Unused 'Akira' Storyboards Blended Iconic Images With New Twists
Most fans of Katsuhiro Otomo's 1988 animated masterpiece Akira never wanted a live action remake to happen. But Warner Bros., the studio who holds the rights, has been pushing the issue for about five years. Almost every single prominent actors in his late-twenties or early-thirties was floated as possibly playing the star of the film, Kaneda, and several directors have been attached too. The most recent being Jaume Collet-Serra who almost got the film in front of cameras – he had even auditioned and cast some roles – before the studio pulled the plug on the film for what feels like the 10th time.
A live action Akira may still happen but, for now, it just lives in that weird limbo of films that got close but never made it.
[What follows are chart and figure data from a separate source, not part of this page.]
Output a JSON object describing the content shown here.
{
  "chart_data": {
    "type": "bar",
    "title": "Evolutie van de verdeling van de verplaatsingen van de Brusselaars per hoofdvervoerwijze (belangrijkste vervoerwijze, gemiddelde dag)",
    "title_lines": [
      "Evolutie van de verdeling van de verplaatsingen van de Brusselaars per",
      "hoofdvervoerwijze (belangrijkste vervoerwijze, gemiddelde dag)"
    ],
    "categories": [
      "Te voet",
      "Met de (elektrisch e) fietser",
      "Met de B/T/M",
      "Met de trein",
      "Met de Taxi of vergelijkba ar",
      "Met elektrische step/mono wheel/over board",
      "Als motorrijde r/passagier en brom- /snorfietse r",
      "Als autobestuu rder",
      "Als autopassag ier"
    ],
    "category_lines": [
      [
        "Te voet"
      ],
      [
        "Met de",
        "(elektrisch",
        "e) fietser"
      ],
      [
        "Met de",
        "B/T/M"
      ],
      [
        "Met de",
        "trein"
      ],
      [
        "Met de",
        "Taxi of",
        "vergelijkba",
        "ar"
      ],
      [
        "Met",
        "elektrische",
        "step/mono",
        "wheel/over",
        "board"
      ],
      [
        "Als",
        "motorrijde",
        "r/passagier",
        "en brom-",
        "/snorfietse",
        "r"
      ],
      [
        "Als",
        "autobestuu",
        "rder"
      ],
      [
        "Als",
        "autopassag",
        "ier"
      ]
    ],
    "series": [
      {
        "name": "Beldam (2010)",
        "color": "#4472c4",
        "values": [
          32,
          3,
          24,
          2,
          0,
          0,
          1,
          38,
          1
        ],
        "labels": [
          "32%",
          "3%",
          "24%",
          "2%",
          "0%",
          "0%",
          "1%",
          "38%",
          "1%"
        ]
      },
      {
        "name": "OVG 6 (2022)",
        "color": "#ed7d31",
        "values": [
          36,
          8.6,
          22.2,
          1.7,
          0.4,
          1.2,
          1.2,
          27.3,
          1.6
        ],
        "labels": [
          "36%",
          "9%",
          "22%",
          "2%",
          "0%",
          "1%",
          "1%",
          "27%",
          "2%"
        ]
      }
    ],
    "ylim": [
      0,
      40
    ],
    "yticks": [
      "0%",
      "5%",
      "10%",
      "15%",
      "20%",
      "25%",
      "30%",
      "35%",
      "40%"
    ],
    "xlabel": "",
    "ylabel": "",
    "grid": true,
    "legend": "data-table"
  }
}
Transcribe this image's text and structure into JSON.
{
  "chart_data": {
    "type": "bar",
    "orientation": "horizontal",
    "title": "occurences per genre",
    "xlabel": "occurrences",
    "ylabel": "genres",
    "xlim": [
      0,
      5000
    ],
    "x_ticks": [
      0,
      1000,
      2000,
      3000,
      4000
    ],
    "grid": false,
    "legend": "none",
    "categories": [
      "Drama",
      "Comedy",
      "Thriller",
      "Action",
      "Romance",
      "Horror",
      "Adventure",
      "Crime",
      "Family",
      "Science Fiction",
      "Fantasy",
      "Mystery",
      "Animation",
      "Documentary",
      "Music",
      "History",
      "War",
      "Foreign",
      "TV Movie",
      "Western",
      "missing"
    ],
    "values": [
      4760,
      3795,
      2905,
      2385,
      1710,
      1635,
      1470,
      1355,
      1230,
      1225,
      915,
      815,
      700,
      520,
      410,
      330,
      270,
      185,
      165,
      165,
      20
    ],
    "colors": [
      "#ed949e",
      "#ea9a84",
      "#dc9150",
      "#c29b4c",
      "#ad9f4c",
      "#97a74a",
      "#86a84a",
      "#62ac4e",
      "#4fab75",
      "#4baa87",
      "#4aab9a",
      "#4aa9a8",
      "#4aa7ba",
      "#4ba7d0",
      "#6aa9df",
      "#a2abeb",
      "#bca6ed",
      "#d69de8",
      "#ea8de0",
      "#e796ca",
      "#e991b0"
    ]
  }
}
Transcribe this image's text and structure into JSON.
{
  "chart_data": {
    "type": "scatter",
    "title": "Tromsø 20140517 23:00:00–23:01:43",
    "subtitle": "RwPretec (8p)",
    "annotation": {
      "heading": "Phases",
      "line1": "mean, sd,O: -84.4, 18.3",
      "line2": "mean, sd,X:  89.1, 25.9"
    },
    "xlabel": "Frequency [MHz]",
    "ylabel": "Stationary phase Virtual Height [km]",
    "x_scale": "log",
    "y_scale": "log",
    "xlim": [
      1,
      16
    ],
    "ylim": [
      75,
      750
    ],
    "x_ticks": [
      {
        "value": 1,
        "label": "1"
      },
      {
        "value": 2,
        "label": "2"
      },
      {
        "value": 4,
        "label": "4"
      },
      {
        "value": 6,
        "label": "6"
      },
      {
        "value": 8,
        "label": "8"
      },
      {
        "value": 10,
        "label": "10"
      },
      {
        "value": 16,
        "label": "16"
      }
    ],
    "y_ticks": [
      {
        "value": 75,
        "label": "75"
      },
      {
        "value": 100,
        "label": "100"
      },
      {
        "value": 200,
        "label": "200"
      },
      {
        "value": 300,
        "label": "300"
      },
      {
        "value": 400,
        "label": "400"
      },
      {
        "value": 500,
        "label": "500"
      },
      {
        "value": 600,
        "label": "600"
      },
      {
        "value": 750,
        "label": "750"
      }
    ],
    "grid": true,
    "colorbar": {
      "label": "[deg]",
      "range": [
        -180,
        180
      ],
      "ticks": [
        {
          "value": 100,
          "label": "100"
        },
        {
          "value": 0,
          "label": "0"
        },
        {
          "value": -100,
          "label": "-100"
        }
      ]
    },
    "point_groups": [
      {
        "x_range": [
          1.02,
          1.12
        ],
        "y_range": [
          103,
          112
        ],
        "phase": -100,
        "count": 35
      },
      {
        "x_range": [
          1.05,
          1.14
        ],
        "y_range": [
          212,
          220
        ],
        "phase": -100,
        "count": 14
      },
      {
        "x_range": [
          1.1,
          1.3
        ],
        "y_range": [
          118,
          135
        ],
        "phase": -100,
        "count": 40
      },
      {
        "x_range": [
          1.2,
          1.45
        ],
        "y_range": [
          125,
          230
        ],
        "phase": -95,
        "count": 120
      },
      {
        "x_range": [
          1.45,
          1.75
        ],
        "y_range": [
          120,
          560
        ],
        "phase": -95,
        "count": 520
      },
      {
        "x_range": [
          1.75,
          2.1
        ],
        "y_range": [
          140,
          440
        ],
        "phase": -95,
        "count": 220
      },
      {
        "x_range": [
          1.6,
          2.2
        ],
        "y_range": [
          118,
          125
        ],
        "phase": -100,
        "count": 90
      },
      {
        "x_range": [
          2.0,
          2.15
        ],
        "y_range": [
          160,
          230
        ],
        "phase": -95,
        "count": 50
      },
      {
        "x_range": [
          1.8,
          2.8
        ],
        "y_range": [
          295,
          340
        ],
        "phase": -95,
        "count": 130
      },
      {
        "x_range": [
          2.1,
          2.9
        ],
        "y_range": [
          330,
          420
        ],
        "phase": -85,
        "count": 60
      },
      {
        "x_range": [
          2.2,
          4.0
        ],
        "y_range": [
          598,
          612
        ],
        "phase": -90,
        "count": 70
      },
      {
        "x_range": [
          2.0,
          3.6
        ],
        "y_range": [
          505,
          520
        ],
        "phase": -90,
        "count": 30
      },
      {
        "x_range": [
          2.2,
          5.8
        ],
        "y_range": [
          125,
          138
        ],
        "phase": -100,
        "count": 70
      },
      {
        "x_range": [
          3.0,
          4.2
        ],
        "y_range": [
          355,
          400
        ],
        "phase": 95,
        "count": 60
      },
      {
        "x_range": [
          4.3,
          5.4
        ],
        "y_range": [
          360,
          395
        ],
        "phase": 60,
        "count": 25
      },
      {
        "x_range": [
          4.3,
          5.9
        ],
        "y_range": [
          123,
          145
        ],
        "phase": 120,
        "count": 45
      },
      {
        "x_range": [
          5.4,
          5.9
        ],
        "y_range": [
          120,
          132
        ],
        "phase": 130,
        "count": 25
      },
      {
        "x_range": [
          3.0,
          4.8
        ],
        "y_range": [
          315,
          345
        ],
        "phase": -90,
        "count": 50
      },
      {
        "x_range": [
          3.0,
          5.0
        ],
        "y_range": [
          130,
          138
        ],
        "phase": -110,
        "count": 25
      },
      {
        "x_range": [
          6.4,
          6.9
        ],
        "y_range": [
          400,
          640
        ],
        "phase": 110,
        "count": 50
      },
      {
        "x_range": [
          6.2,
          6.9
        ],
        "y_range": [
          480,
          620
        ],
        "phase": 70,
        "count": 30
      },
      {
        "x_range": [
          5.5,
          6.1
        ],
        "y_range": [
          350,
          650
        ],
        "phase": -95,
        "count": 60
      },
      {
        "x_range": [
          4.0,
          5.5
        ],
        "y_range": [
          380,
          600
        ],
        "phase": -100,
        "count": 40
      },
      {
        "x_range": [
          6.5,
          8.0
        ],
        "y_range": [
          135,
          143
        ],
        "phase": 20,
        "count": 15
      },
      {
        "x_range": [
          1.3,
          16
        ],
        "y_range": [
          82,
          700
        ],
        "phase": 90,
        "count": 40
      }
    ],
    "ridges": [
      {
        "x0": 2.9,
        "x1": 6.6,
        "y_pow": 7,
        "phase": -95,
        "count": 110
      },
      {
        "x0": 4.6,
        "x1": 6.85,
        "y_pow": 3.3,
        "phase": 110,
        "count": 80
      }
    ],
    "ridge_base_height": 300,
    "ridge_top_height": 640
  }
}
Which just means, for years to come, we'll hopefully be rewarded with glimpses at pre-production work hinting at what could have been.
The first instance of that has now been revealed: unused storyboards from one of the film's earliest incarnations. They show imagery that's both directly from the original film (and graphic novels) as well as a few twists that are very unlike the source material. Check it out below.
Thanks to IO9 for posting these revealing images. We'll discuss them after the jump.
As you can see at the top of each page, these storyboards were drawn by concept artist Sylvain Despretz when the film was in the hands of director Ruairi Robinson around 2008. He was off the film about a year later, the first of many times Akira was pronounced dead.
From the first board, you see the destruction of the city portrayed in almost identical fashion to the original film. The second board, however – the one with many more frames – shows a Caucasian Kaneda with a bike that seems more street legal and realistic than the original film. Would these choices eventually have made it into the movie? We'll never know. But you do see how Robinson was trying to take the familiar Akira iconography and mold it to the modern world.